The angle of the rock at Baggy Point is always surprising, from a distance it’s hard to imagine a truly hard move, and in most places, if you just believe, you can move up on nearly nothing. However the gear, or absence of it, the state of the pegs and the friable nature of the rock balance out the fact that you can get a hands-off rest at any point.

I tried, without real intent, to find the line of an E3 which was described differently in both guidebooks, neither of which seemed to bear much relation to the cliff. Instead I ran away up the beautifully obvious line of Undercracker, a route which follows the edge of one of the sheets of rock that make up the slab. Having only one rope, limited extenders and climbing a slightly wandering line concentrated my mind to place only bomber bits of gear and a restrained number of those (as opposed to my usual tactic of shoving in gear at random in the hope that some of it would hold).The moves were wonderful requiring poise and balance in equal measure along with a strong belief in the capacity of rubber to stick on lichen-covered ripples of rock. I restrained myself from placing cams behind dodgy flakes and avoided using a massive balanced block which looked like it had the capability to kill both me and my belayer and arrived at the top laughing and singing to myself like a mad-woman. I composed a belay out of dodgy bits of gear and a general belief in the structural stability of the cliff and then sat and watched the gulls soaring as Alexis skipped his way up the slab.

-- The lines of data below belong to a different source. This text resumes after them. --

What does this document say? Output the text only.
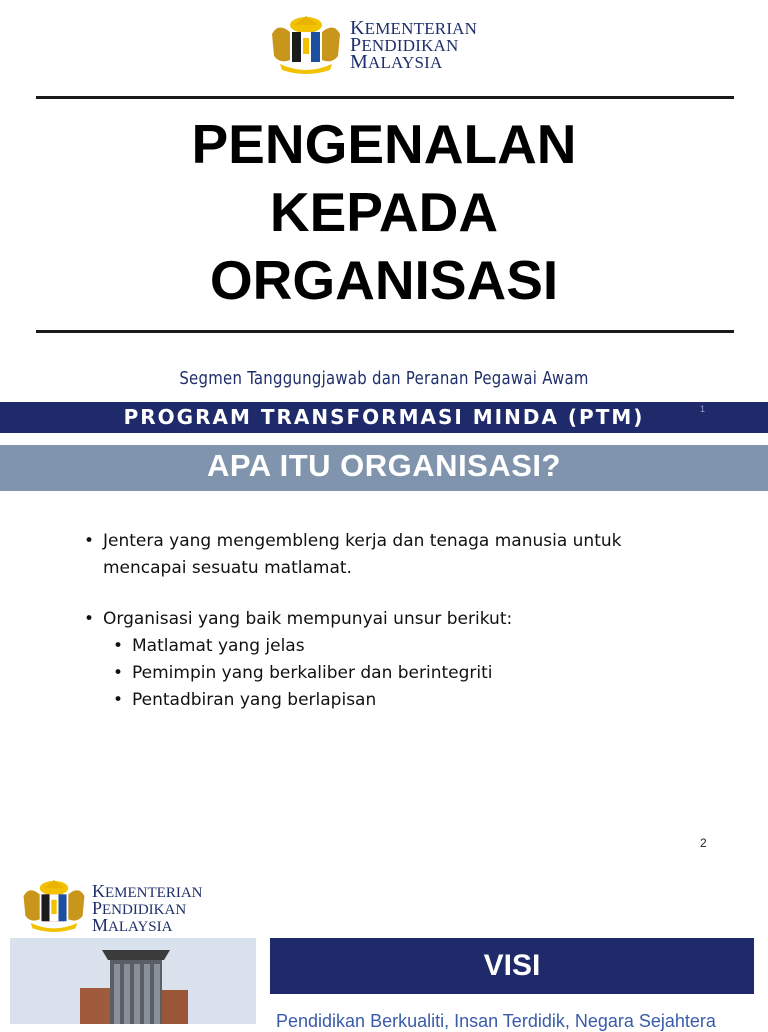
KEMENTERIAN
PENDIDIKAN
MALAYSIA
PENGENALAN
KEPADA
ORGANISASI
Segmen Tanggungjawab dan Peranan Pegawai Awam
PROGRAM TRANSFORMASI MINDA (PTM)	1
APA ITU ORGANISASI?
• Jentera yang mengembleng kerja dan tenaga manusia untuk mencapai sesuatu matlamat.
• Organisasi yang baik mempunyai unsur berikut:
• Matlamat yang jelas
• Pemimpin yang berkaliber dan berintegriti
• Pentadbiran yang berlapisan
2
KEMENTERIAN
PENDIDIKAN
MALAYSIA
VISI
Pendidikan Berkualiti, Insan Terdidik, Negara Sejahtera
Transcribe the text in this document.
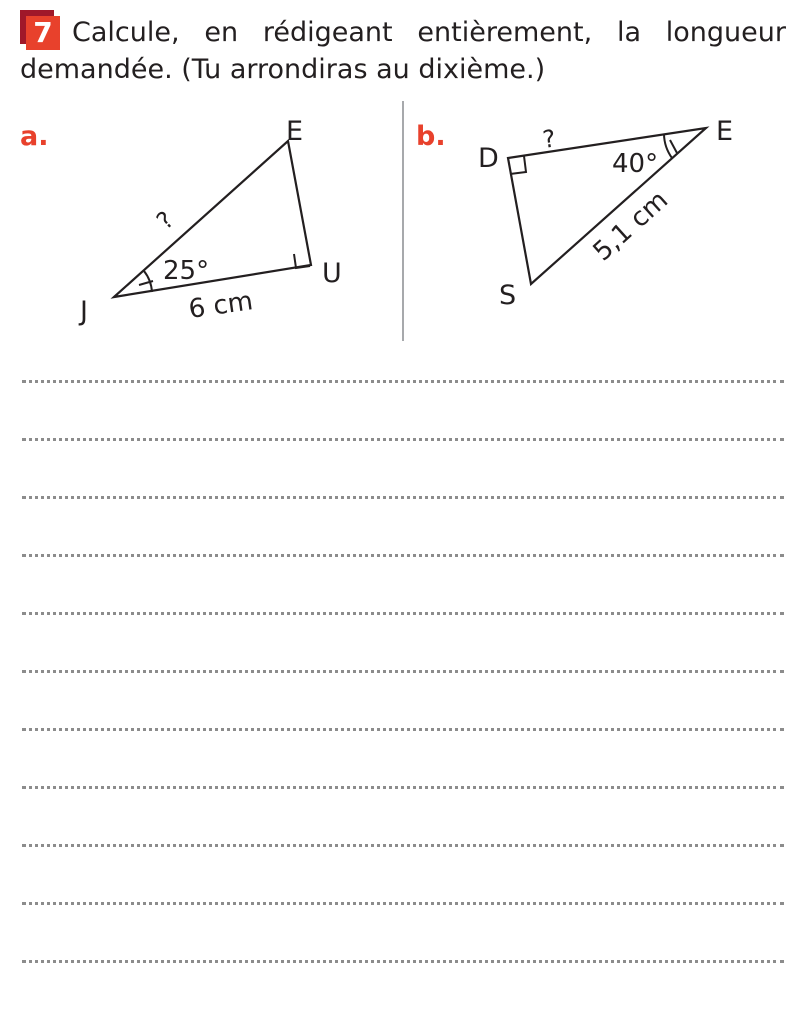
7 Calcule, en rédigeant entièrement, la longueur demandée. (Tu arrondiras au dixième.)

a.
J
E
U
25°
6 cm
?
b.
D
E
S
40°
5,1 cm
?
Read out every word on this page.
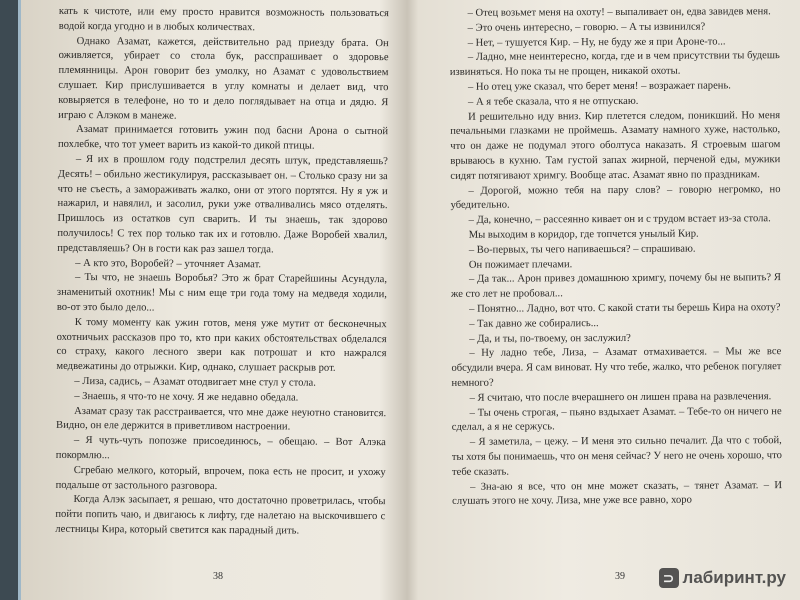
кать к чистоте, или ему просто нравится возможность пользоваться водой когда угодно и в любых количествах.

Однако Азамат, кажется, действительно рад приезду брата. Он оживляется, убирает со стола бук, расспрашивает о здоровье племянницы. Арон говорит без умолку, но Азамат с удовольствием слушает. Кир прислушивается в углу комнаты и делает вид, что ковыряется в телефоне, но то и дело поглядывает на отца и дядю. Я играю с Алэком в манеже.

Азамат принимается готовить ужин под басни Арона о сытной похлебке, что тот умеет варить из какой-то дикой птицы.

– Я их в прошлом году подстрелил десять штук, представляешь? Десять! – обильно жестикулируя, рассказывает он. – Столько сразу ни за что не съесть, а замораживать жалко, они от этого портятся. Ну я уж и нажарил, и навялил, и засолил, руки уже отваливались мясо отделять. Пришлось из остатков суп сварить. И ты знаешь, так здорово получилось! С тех пор только так их и готовлю. Даже Воробей хвалил, представляешь? Он в гости как раз зашел тогда.

– А кто это, Воробей? – уточняет Азамат.

– Ты что, не знаешь Воробья? Это ж брат Старейшины Асундула, знаменитый охотник! Мы с ним еще три года тому на медведя ходили, во-от это было дело...

К тому моменту как ужин готов, меня уже мутит от бесконечных охотничьих рассказов про то, кто при каких обстоятельствах обделался со страху, какого лесного звери как потрошат и кто нажрался медвежатины до отрыжки. Кир, однако, слушает раскрыв рот.

– Лиза, садись, – Азамат отодвигает мне стул у стола.

– Знаешь, я что-то не хочу. Я же недавно обедала.

Азамат сразу так расстраивается, что мне даже неуютно становится. Видно, он еле держится в приветливом настроении.

– Я чуть-чуть попозже присоединюсь, – обещаю. – Вот Алэка покормлю...

Сгребаю мелкого, который, впрочем, пока есть не просит, и ухожу подальше от застольного разговора.

Когда Алэк засыпает, я решаю, что достаточно проветрилась, чтобы пойти попить чаю, и двигаюсь к лифту, где налетаю на выскочившего с лестницы Кира, который светится как парадный дить.

– Отец возьмет меня на охоту! – выпаливает он, едва завидев меня.

– Это очень интересно, – говорю. – А ты извинился?

– Нет, – тушуется Кир. – Ну, не буду же я при Ароне-то...

– Ладно, мне неинтересно, когда, где и в чем присутствии ты будешь извиняться. Но пока ты не прощен, никакой охоты.

– Но отец уже сказал, что берет меня! – возражает парень.

– А я тебе сказала, что я не отпускаю.

И решительно иду вниз. Кир плетется следом, поникший. Но меня печальными глазками не проймешь. Азамату намного хуже, настолько, что он даже не подумал этого оболтуса наказать. Я строевым шагом врываюсь в кухню. Там густой запах жирной, перченой еды, мужики сидят потягивают хримгу. Вообще атас. Азамат явно по праздникам.

– Дорогой, можно тебя на пару слов? – говорю негромко, но убедительно.

– Да, конечно, – рассеянно кивает он и с трудом встает из-за стола.

Мы выходим в коридор, где топчется унылый Кир.

– Во-первых, ты чего напиваешься? – спрашиваю.

Он пожимает плечами.

– Да так... Арон привез домашнюю хримгу, почему бы не выпить? Я же сто лет не пробовал...

– Понятно... Ладно, вот что. С какой стати ты берешь Кира на охоту?

– Так давно же собирались...

– Да, и ты, по-твоему, он заслужил?

– Ну ладно тебе, Лиза, – Азамат отмахивается. – Мы же все обсудили вчера. Я сам виноват. Ну что тебе, жалко, что ребенок погуляет немного?

– Я считаю, что после вчерашнего он лишен права на развлечения.

– Ты очень строгая, – пьяно вздыхает Азамат. – Тебе-то он ничего не сделал, а я не сержусь.

– Я заметила, – цежу. – И меня это сильно печалит. Да что с тобой, ты хотя бы понимаешь, что он меня сейчас? У него не очень хорошо, что тебе сказать.

– Зна-аю я все, что он мне может сказать, – тянет Азамат. – И слушать этого не хочу. Лиза, мне уже все равно, хоро

38	39	⊃ лабиринт.ру
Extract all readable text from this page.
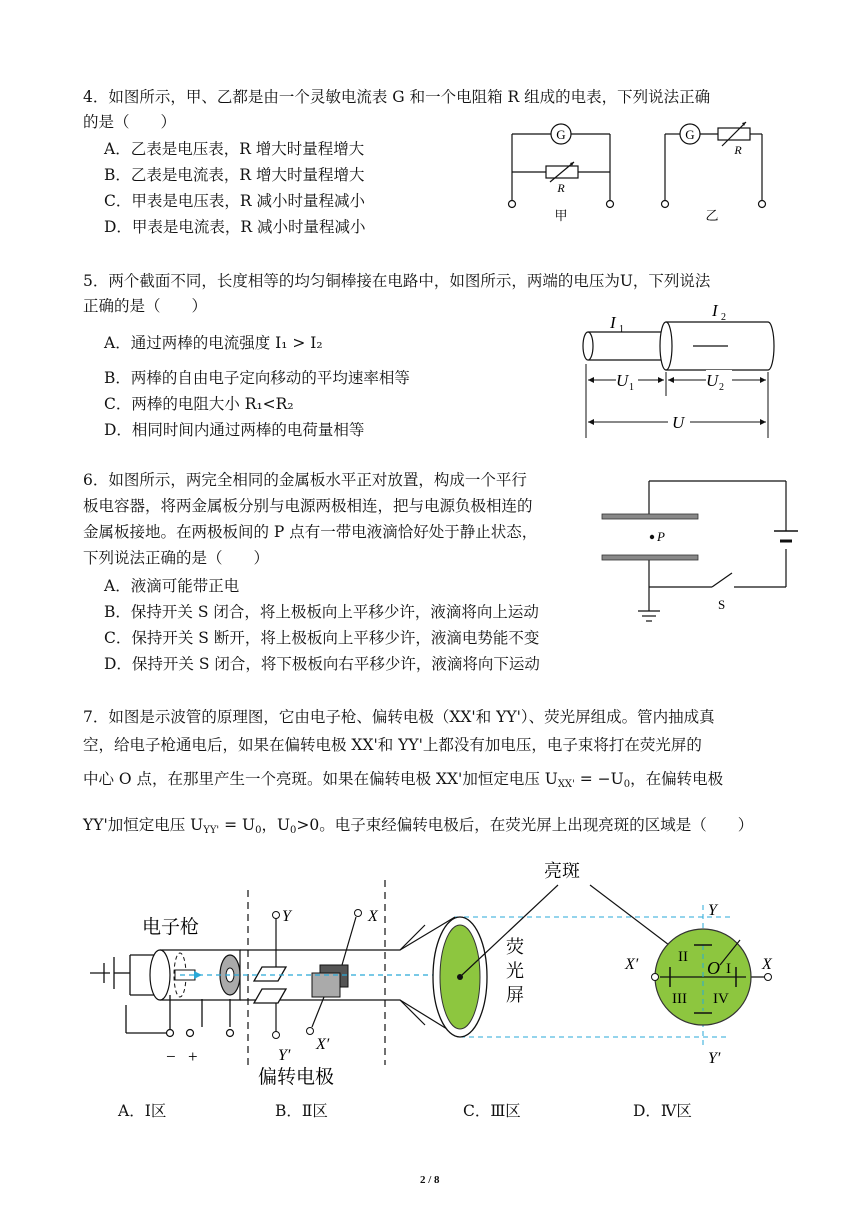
4．如图所示，甲、乙都是由一个灵敏电流表 G 和一个电阻箱 R 组成的电表，下列说法正确
的是（　　）
A．乙表是电压表，R 增大时量程增大
B．乙表是电流表，R 增大时量程增大
C．甲表是电压表，R 减小时量程减小
D．甲表是电流表，R 减小时量程减小
G
R
甲
G
R
乙
5．两个截面不同，长度相等的均匀铜棒接在电路中，如图所示，两端的电压为U，下列说法
正确的是（　　）
A．通过两棒的电流强度 I₁ > I₂
B．两棒的自由电子定向移动的平均速率相等
C．两棒的电阻大小 R₁<R₂
D．相同时间内通过两棒的电荷量相等
I 1
I 2
U 1	U 2
U
6．如图所示，两完全相同的金属板水平正对放置，构成一个平行
板电容器，将两金属板分别与电源两极相连，把与电源负极相连的
金属板接地。在两极板间的 P 点有一带电液滴恰好处于静止状态，
下列说法正确的是（　　）
A．液滴可能带正电
B．保持开关 S 闭合，将上极板向上平移少许，液滴将向上运动
C．保持开关 S 断开，将上极板向上平移少许，液滴电势能不变
D．保持开关 S 闭合，将下极板向右平移少许，液滴将向下运动
P
S
7．如图是示波管的原理图，它由电子枪、偏转电极（XX'和 YY'）、荧光屏组成。管内抽成真
空，给电子枪通电后，如果在偏转电极 XX'和 YY'上都没有加电压，电子束将打在荧光屏的
中心 O 点，在那里产生一个亮斑。如果在偏转电极 XX'加恒定电压 $U_{XX'} = -U_0$，在偏转电极
YY'加恒定电压 $U_{YY'} = U_0$，$U_0>0$。电子束经偏转电极后，在荧光屏上出现亮斑的区域是（　　）
− +
Y
Y′
X
X′
荧
光
屏
亮斑
Y
Y′
X′	X
O I
II
III IV
电子枪
偏转电极
A．Ⅰ区	B．Ⅱ区	C．Ⅲ区	D．Ⅳ区
2 / 8
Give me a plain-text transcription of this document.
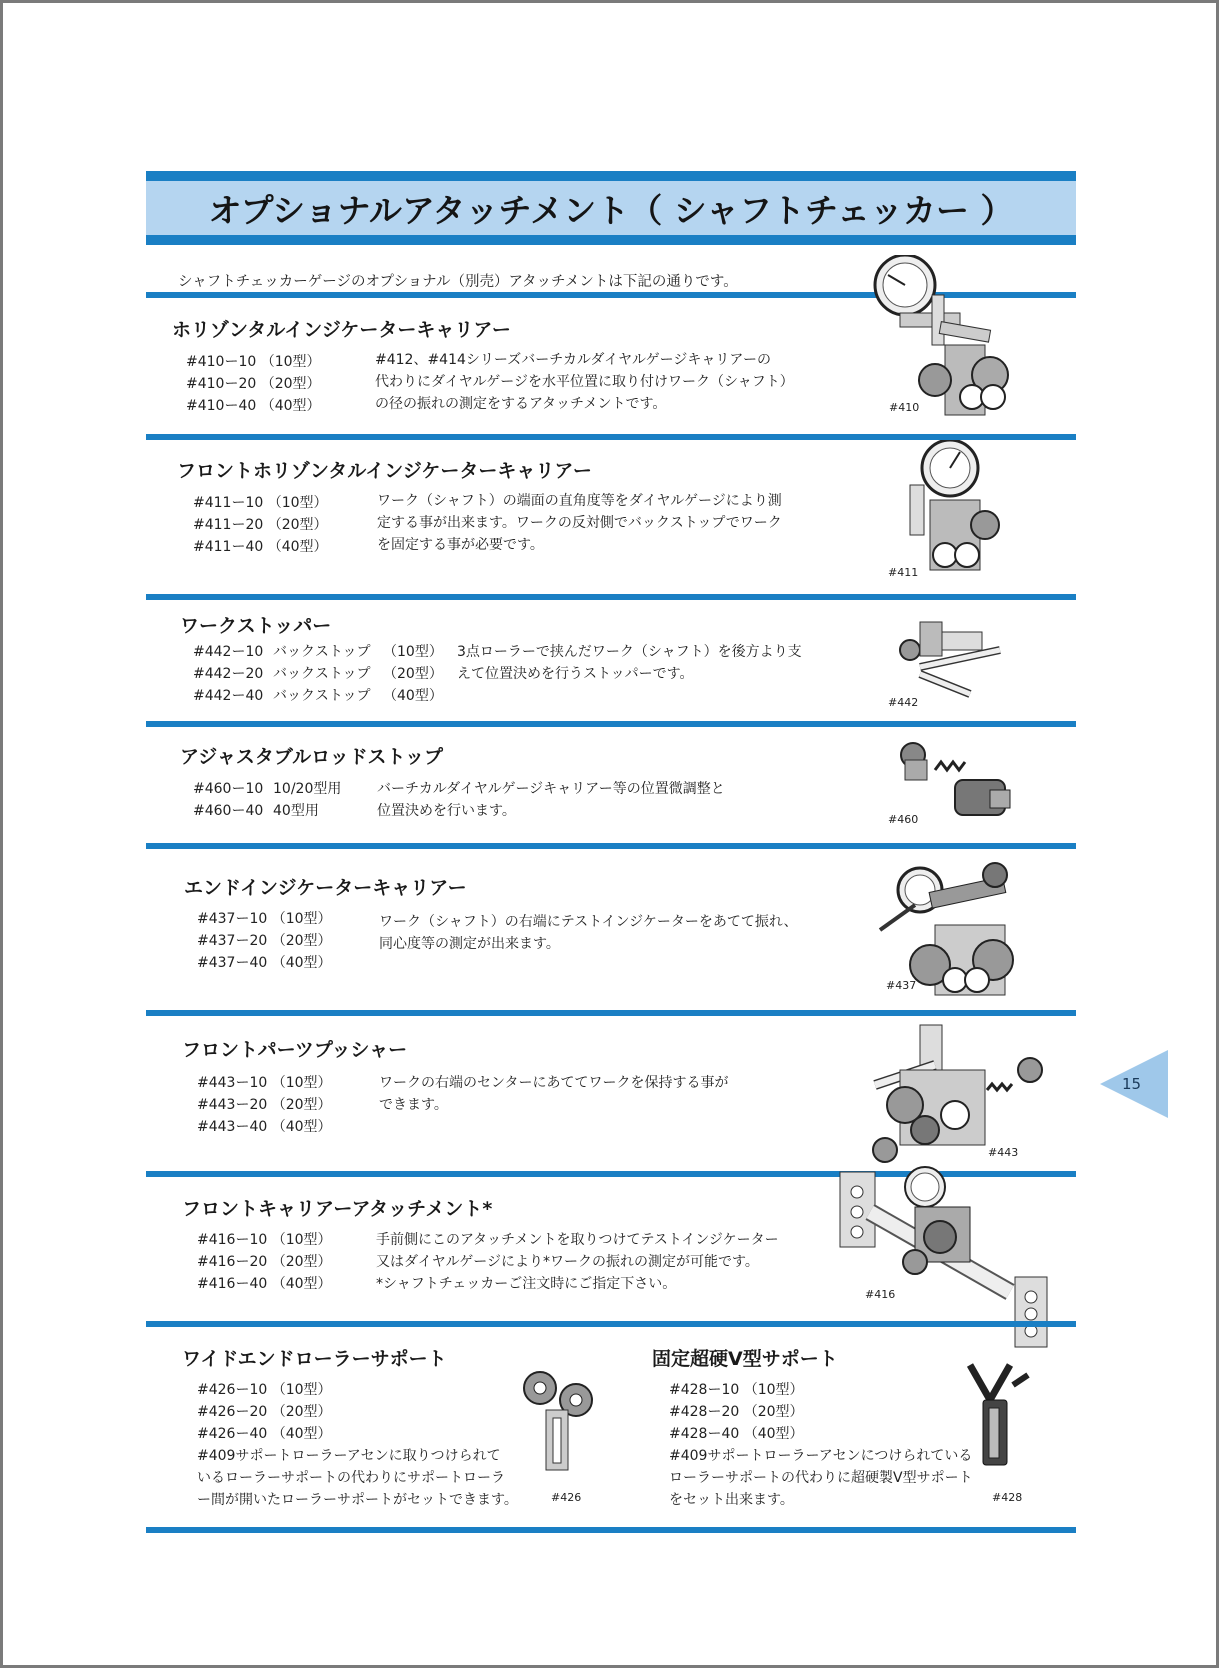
オプショナルアタッチメント（ シャフトチェッカー ）
シャフトチェッカーゲージのオプショナル（別売）アタッチメントは下記の通りです。
ホリゾンタルインジケーターキャリアー
#410ー10 （10型）
#410ー20 （20型）
#410ー40 （40型）
#412、#414シリーズバーチカルダイヤルゲージキャリアーの
代わりにダイヤルゲージを水平位置に取り付けワーク（シャフト）
の径の振れの測定をするアタッチメントです。	#410
フロントホリゾンタルインジケーターキャリアー
#411ー10 （10型）
#411ー20 （20型）
#411ー40 （40型）
ワーク（シャフト）の端面の直角度等をダイヤルゲージにより測
定する事が出来ます。ワークの反対側でバックストップでワーク
を固定する事が必要です。
#411
ワークストッパー
#442ー10 バックストップ （10型）
#442ー20 バックストップ （20型）
#442ー40 バックストップ （40型）
3点ローラーで挟んだワーク（シャフト）を後方より支
えて位置決めを行うストッパーです。
#442
アジャスタブルロッドストップ
#460ー10 10/20型用
#460ー40 40型用
バーチカルダイヤルゲージキャリアー等の位置微調整と
位置決めを行います。
#460
エンドインジケーターキャリアー
#437ー10 （10型）
#437ー20 （20型）
#437ー40 （40型）
ワーク（シャフト）の右端にテストインジケーターをあてて振れ、
同心度等の測定が出来ます。
#437
フロントパーツプッシャー
#443ー10 （10型）
#443ー20 （20型）
#443ー40 （40型）
ワークの右端のセンターにあててワークを保持する事が
できます。
#443
フロントキャリアーアタッチメント*
#416ー10 （10型）
#416ー20 （20型）
#416ー40 （40型）
手前側にこのアタッチメントを取りつけてテストインジケーター
又はダイヤルゲージにより*ワークの振れの測定が可能です。
*シャフトチェッカーご注文時にご指定下さい。
#416
ワイドエンドローラーサポート
#426ー10 （10型）
#426ー20 （20型）
#426ー40 （40型）
#409サポートローラーアセンに取りつけられて
いるローラーサポートの代わりにサポートローラ
ー間が開いたローラーサポートがセットできます。	#426
固定超硬V型サポート
#428ー10 （10型）
#428ー20 （20型）
#428ー40 （40型）
#409サポートローラーアセンにつけられている
ローラーサポートの代わりに超硬製V型サポート
をセット出来ます。	#428
15
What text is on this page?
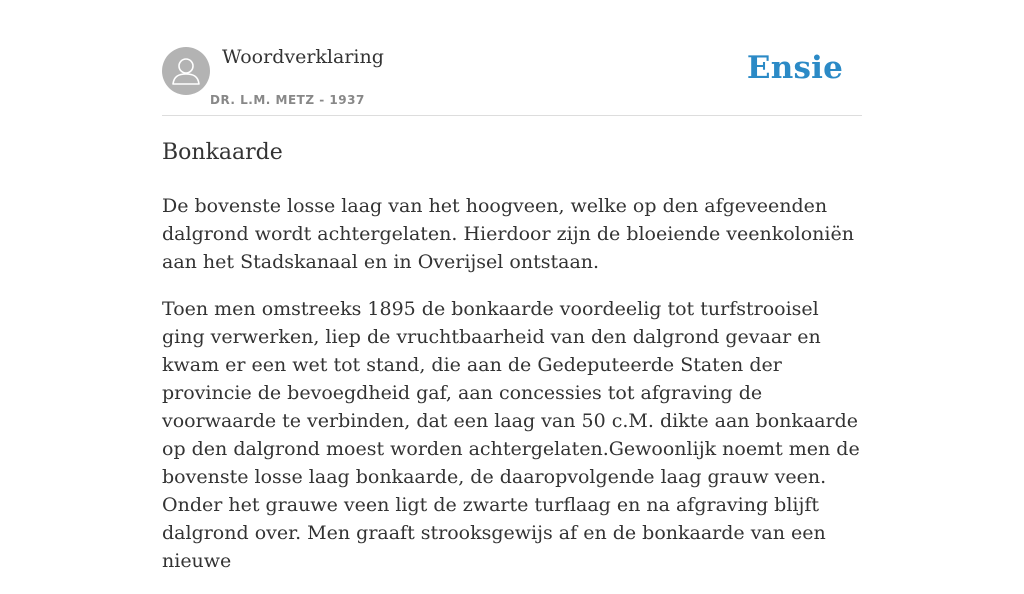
Woordverklaring
DR. L.M. METZ - 1937
Ensie
Bonkaarde

De bovenste losse laag van het hoogveen, welke op den afgeveenden dalgrond wordt achtergelaten. Hierdoor zijn de bloeiende veenkoloniën aan het Stadskanaal en in Overijsel ontstaan.

Toen men omstreeks 1895 de bonkaarde voordeelig tot turfstrooisel ging verwerken, liep de vruchtbaarheid van den dalgrond gevaar en kwam er een wet tot stand, die aan de Gedeputeerde Staten der provincie de bevoegdheid gaf, aan concessies tot afgraving de voorwaarde te verbinden, dat een laag van 50 c.M. dikte aan bonkaarde op den dalgrond moest worden achtergelaten.Gewoonlijk noemt men de bovenste losse laag bonkaarde, de daaropvolgende laag grauw veen. Onder het grauwe veen ligt de zwarte turflaag en na afgraving blijft dalgrond over. Men graaft strooksgewijs af en de bonkaarde van een nieuwe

We abbed back down for round two as the tide worked its way up the belay ledge, Alexis debated briefly between Soft Touch and Urizen and chose, due to the rising tide, the latter. I sat below the towering, tottering cliffs to the right of the slab and watched the waves crashing in, the sun highlighting the plumes of spray. By my feet the water kept creeping up the ledge but Alexis crept higher faster; soon the call to climb came but not before I had moved the rope out of the sea’s determined reach. I set off up the long clean corner of Urizen and remembered the last time I climbed this route five years ago, when I was learning to lead climb and Baggy was my nearest crag.

At the top we gathered our things and set off up the slope and into the still raging gale spurred on by the thought of home-made Eccles cakes and the squalls bearing in on us from the Atlantic.